In this issue of the Journal, Falini and colleagues4 report that NPM1 is mutated in a high proportion of cases of AML and that such cases have distinctive biologic and clinical features. These findings underscore the importance of deregulated NPM in tumorigenesis and have diagnostic and clinical relevance. AML is a highly heterogeneous group of disorders. Molecular genetics has significantly facilitated the classification of these diseases and the development of targeted therapies. For example, types of AML associated with specific chromosomal translocations — for example, the t(15;17) translocation of acute promyelocytic leukemia — respond to targeted therapies and identify distinct prognostic subgroups. Nevertheless, up to 50 percent of cases have no diagnostic chromosomal abnormalities. Furthermore, high-throughput genetic analysis (e.g., microarray analysis), though useful in identifying distinct treatment-response groups, has not yet revealed subgroups of AML that transcend those already recognized on the basis of recurrent chromosomal translocations.

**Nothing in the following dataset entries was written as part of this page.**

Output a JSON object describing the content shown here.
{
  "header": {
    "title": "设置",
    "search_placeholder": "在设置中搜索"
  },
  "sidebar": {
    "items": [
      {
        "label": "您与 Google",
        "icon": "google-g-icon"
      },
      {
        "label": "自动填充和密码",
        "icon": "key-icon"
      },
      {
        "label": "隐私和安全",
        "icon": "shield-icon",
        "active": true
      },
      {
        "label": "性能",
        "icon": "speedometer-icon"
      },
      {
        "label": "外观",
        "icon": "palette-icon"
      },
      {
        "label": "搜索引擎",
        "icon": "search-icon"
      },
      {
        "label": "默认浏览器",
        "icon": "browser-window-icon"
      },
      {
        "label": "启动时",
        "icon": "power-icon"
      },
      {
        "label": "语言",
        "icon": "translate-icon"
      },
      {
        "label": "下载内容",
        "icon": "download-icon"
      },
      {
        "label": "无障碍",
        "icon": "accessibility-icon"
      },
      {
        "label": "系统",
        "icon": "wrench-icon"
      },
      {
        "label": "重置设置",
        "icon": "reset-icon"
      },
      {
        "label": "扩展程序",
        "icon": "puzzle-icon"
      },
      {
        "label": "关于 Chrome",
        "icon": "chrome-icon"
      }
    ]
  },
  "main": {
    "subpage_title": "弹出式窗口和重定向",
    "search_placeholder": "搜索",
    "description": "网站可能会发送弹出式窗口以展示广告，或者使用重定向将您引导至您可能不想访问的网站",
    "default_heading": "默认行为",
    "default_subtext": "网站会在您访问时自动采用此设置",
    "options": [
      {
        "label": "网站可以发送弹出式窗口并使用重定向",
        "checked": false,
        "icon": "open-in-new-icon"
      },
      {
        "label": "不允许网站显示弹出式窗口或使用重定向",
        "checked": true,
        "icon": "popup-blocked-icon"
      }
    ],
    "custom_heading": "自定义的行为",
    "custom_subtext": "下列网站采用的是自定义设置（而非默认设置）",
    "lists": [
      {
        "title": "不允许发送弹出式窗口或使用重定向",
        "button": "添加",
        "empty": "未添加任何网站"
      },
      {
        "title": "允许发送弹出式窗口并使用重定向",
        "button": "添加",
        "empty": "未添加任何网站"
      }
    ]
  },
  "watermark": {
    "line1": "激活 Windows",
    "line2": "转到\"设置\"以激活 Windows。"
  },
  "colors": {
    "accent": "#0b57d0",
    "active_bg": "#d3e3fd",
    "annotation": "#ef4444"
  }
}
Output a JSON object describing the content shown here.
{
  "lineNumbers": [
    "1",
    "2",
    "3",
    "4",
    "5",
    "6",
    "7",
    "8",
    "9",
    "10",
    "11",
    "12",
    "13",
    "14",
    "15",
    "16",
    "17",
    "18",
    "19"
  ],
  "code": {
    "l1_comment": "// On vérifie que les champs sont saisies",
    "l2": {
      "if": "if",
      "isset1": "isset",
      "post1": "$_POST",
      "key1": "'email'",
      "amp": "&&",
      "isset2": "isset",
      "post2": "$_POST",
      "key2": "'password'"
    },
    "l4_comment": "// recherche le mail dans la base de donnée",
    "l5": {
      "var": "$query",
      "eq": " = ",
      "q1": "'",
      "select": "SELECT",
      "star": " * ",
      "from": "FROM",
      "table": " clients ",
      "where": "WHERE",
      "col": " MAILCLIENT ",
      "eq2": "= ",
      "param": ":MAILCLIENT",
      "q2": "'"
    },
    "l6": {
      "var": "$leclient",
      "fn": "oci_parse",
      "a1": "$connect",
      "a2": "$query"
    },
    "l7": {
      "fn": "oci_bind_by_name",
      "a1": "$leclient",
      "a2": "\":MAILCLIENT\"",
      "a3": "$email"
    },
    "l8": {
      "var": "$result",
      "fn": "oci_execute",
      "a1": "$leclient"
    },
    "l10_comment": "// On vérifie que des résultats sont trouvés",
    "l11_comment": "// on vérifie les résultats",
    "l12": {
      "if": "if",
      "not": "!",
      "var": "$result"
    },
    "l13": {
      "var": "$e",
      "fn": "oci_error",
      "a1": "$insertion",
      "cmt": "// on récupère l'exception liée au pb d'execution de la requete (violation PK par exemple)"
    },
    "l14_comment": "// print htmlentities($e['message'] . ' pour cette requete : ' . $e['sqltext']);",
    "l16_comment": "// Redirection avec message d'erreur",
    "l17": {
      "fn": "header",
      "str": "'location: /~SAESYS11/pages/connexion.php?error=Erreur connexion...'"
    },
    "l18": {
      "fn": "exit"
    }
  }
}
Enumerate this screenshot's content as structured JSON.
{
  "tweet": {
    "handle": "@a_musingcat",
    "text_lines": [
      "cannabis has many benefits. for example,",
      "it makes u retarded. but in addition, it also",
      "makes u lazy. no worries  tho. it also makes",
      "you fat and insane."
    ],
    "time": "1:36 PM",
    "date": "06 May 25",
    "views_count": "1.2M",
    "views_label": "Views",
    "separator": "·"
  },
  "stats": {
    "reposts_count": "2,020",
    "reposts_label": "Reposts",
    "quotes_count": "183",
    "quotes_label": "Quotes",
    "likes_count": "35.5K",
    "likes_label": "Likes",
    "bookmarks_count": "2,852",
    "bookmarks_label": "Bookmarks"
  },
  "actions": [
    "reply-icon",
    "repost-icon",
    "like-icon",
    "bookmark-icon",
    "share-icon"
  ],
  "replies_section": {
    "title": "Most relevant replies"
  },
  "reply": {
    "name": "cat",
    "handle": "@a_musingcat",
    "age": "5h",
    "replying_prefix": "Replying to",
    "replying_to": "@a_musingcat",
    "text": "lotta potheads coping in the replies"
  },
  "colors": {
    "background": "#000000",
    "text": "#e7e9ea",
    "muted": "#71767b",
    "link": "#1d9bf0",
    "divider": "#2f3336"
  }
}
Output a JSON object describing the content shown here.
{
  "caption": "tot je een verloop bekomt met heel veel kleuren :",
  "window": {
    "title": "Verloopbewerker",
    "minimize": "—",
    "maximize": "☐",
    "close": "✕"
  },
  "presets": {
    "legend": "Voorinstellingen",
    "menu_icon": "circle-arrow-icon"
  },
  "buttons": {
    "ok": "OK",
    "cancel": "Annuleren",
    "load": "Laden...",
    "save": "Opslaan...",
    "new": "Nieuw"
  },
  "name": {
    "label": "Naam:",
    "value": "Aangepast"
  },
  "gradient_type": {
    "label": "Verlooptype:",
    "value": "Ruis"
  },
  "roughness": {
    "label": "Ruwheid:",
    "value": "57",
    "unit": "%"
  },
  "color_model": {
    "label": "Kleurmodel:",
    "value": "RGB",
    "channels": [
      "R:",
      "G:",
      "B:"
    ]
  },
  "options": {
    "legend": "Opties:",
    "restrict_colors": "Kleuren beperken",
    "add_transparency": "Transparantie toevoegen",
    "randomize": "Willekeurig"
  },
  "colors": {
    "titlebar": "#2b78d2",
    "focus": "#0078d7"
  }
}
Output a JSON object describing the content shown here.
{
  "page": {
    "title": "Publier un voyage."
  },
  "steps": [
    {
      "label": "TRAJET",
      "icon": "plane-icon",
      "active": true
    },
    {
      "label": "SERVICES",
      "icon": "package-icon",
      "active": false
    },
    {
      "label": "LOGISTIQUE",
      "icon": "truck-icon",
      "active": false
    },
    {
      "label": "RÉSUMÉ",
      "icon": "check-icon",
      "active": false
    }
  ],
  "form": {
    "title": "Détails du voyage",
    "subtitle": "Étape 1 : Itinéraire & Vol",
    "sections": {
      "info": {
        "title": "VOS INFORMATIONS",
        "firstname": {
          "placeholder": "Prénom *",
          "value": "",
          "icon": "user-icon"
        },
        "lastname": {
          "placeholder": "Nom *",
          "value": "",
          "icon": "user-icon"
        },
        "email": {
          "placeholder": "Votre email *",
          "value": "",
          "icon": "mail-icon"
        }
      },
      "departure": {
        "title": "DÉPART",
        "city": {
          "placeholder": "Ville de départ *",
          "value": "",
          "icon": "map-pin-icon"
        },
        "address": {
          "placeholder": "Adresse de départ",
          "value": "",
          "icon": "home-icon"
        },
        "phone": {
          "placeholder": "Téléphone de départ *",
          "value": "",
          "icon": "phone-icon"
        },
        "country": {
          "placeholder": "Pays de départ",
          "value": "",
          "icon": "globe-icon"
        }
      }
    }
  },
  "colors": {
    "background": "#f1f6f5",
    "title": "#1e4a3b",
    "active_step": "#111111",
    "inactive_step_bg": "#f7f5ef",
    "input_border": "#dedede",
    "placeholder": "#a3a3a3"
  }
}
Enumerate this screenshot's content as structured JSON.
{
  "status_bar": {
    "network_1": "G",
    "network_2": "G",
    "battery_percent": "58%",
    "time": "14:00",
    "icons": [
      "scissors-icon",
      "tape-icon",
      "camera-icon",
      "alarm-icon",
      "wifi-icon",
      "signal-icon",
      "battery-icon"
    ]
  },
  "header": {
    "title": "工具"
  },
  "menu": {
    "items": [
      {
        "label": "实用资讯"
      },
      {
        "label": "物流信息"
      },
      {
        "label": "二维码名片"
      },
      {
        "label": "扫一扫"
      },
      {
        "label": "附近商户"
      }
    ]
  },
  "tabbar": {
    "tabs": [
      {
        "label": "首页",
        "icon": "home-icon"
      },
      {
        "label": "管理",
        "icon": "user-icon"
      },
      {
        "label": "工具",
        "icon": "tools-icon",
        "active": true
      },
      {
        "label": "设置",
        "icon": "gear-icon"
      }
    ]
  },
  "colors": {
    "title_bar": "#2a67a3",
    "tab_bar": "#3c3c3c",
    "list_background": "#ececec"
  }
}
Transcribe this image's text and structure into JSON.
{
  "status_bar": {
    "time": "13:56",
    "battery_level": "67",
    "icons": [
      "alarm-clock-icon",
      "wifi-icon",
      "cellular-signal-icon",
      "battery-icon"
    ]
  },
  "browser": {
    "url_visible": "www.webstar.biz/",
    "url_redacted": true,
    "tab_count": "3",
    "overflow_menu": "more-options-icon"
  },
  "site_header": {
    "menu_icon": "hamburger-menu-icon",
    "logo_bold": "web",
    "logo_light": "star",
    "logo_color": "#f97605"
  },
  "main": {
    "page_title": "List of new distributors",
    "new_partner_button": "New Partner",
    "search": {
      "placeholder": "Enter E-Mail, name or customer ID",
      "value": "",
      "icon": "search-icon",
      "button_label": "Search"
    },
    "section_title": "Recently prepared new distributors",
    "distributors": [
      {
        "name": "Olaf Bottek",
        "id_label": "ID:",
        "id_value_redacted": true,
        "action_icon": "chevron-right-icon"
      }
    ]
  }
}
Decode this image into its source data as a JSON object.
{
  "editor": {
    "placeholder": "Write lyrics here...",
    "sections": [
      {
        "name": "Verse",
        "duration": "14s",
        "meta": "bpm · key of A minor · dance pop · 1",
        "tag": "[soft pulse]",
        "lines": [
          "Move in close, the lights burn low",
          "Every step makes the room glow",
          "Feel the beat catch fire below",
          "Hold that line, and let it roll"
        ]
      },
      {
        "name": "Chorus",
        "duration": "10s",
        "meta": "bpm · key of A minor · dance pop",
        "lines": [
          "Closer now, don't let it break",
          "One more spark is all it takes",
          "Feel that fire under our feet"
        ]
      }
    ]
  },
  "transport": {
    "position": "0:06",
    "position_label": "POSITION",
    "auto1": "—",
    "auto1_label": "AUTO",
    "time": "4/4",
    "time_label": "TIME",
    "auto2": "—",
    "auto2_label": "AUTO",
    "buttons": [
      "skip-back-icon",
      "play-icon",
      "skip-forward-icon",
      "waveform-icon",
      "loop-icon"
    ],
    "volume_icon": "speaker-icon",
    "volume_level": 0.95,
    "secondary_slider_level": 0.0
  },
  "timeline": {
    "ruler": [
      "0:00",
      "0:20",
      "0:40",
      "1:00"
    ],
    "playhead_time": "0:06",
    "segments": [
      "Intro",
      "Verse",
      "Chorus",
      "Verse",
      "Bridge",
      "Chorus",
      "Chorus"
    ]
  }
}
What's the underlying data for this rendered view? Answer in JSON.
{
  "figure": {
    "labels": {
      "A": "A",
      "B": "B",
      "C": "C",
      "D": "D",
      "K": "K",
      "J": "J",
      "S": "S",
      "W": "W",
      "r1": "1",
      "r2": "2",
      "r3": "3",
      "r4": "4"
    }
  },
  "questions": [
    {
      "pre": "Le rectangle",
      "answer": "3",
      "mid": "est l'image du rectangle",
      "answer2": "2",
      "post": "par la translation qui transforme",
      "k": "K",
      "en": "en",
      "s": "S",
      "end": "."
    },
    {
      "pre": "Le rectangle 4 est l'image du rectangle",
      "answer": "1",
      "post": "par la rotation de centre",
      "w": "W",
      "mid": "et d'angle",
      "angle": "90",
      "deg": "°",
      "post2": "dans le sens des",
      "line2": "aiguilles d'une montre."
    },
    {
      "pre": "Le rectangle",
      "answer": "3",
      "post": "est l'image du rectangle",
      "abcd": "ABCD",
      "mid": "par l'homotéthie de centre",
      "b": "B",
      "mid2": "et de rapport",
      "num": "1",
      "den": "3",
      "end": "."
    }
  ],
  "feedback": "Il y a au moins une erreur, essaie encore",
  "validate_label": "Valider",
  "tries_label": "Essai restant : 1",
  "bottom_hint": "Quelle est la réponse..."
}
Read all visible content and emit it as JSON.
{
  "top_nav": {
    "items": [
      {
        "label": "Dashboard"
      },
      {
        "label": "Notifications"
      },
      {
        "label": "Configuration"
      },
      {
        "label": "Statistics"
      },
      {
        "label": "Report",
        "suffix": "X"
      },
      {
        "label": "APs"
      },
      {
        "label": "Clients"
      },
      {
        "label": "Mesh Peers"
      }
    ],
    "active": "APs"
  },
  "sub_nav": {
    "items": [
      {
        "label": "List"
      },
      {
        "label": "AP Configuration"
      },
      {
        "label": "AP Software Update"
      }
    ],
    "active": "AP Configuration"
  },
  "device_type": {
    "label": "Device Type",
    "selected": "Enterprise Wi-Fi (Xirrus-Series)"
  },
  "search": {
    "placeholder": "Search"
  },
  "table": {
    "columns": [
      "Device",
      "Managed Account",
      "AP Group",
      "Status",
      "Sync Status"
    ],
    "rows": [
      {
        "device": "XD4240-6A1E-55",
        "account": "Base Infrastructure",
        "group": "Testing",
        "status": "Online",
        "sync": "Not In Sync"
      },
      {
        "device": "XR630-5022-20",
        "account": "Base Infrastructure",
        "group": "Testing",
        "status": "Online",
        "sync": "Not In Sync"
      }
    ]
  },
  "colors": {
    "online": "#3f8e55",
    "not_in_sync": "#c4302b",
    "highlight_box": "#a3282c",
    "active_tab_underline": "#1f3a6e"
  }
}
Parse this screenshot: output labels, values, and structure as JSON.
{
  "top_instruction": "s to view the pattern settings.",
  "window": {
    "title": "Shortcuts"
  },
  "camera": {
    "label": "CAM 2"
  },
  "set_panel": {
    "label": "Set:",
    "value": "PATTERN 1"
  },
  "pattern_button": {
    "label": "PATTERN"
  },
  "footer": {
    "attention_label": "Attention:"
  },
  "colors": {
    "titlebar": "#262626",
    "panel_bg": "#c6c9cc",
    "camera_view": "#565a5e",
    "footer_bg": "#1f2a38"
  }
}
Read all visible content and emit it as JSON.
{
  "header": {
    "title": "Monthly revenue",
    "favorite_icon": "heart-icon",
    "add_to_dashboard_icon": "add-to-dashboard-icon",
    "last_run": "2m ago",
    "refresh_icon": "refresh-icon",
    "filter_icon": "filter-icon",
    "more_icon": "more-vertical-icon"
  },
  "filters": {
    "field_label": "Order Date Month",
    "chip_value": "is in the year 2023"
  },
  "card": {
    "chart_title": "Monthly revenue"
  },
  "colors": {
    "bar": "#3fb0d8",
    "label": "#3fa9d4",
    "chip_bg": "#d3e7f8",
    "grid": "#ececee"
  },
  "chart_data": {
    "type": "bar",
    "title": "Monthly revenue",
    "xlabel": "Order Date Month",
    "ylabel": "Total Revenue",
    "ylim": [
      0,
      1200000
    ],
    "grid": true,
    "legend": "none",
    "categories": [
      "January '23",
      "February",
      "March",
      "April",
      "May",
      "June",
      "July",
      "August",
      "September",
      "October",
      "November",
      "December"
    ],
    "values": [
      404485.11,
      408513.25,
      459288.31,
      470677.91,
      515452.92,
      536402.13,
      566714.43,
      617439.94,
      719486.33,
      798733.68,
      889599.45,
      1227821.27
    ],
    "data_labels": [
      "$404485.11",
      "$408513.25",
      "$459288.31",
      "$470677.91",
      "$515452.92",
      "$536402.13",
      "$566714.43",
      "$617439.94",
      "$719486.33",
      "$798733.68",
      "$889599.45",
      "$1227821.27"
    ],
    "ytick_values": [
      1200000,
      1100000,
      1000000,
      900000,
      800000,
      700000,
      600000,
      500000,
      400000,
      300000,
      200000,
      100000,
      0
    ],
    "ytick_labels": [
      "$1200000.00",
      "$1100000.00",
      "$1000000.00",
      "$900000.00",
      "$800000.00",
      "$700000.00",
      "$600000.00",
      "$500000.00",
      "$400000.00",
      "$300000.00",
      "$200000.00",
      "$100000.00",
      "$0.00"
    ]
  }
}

Falini and colleagues report that mutations in NPM1 cause an aberrant cytoplasmic localization of the protein (NPMc+), which can easily be detected by immunohistochemistry. These NPMc+ leukemias, which constitute about one third of cases of primary AML in adults, have distinctive features. Most of them retain normal karyotypes and harbor mutations in the Fms-like tyrosine kinase (FLT3) gene. Moreover, there is a wide morphologic spectrum and multilineage involvement among these cases. The leukemic cells do not, however, express the multilineage stem-cell marker CD34, suggesting that the cell of origin might be a relatively differentiated hematopoietic progenitor cell. Lastly, NPMc+ AML responds well to induction therapy. This observation and the normal karyotype place NPMc+ AML in an intermediate-risk category. Further studies are needed to determine whether NPMc+ predicts a favorable long-term outcome.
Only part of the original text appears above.